Der Ausgang des Zollkonflikts dürfte auch für den weiteren Verlauf der Inflation im Euroraum grosse Auswirkungen haben. Die Währungshüter haben im Juni ihr Inflationsziel von 2,0 Prozent exakt erreicht. Doch wenn Trumps Zollkeule die EU im August mit voller Wucht treffen sollte, könnte es mit den Preisen abwärts gehen, wie die Wirtschaftsweise Ulrike Malmendier prophezeit: Die Ökonomin sagte dem «Spiegel», höhere Zölle führten dazu, dass Waren nicht in die USA exportiert würden, die sonst dorthin ausgeführt würden. «Die müssen irgendwo anders hin, etwa innerhalb des europäischen Markts. Hier gäbe es dann mehr Angebot. Und damit sehr wahrscheinlich sinkende Preise.» Dies gelte selbst dann, wenn europäische Unternehmen langfristig weniger produzierten.
Zinssenkung im September?
Auch wenn nun zunächst wohl eine Zinspause anstehe, könne die weiterhin schwächelnde Euroraum-Konjunktur als Argument für eine weitere geldpolitische Lockerung im September angeführt werden, meint Commerzbank-Experte Wagner: «So dürfte die Euro-Wirtschaft im zweiten Quartal stagniert haben und auch für das dritte Vierteljahr rechnen wir nicht mit einer massgeblichen Erholung, die EZB erwartet gar einen Rückgang der Wirtschaftsleistung.»
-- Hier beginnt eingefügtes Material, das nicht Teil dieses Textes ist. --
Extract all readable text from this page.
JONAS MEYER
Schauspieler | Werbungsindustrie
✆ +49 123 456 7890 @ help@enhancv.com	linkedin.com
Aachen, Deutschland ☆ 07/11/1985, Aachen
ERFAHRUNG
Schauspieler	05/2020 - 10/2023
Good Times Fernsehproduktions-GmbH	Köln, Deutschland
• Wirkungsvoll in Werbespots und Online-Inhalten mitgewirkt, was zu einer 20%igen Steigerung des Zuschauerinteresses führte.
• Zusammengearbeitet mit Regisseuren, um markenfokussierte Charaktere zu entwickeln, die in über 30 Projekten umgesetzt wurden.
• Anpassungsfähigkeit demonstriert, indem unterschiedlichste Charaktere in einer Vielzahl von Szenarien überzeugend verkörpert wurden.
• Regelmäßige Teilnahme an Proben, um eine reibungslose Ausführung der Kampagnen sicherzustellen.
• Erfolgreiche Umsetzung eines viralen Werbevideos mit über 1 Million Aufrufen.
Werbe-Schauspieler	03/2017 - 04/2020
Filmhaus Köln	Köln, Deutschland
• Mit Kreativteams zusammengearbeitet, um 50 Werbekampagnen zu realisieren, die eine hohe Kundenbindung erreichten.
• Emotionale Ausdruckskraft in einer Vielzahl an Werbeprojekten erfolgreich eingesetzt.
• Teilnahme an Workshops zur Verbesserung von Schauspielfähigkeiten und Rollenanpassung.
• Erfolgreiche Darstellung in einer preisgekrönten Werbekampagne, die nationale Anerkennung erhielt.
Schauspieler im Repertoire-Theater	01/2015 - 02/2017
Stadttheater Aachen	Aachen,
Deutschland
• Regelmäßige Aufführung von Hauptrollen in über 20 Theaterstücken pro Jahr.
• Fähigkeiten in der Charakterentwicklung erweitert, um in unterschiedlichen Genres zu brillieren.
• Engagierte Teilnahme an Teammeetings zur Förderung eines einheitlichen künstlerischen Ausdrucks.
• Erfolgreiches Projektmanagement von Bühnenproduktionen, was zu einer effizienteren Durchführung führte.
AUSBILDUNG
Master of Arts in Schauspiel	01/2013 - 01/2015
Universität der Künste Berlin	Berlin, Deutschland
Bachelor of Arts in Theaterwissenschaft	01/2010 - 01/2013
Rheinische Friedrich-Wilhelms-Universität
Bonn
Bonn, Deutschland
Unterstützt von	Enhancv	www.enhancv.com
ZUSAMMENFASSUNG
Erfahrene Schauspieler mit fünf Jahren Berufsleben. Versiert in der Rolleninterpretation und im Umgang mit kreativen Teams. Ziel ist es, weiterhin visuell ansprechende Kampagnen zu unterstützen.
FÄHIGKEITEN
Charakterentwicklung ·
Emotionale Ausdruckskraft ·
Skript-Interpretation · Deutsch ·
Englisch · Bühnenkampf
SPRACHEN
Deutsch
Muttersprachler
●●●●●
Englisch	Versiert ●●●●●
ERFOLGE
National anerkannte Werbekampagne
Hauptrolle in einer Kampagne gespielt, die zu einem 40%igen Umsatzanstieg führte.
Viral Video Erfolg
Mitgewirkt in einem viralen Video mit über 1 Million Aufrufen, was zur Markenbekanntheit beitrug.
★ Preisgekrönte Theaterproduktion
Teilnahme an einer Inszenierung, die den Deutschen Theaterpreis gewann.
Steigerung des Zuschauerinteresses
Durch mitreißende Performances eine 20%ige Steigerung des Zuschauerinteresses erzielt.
Auch DWS-Volkswirtin Ulrike Kastens geht davon aus, dass die EZB mit ihren Zinssenkungen noch nicht am Ende ist: «Die neuen Projektionen im September sollten das nachhaltige Erreichen des Inflationsziels bestätigen. Zusammen mit der handelspolitischen Unsicherheit rechnen wir dann mit einer weiteren Zinssenkung um 25 Basispunkte auf 1,75 Prozent.» Sollte es jedoch zu einer Eskalation im Handelsstreit kommen, wäre aus Sicht der Expertin auch ein Schwenk zu einer expansiven Geldpolitik denkbar.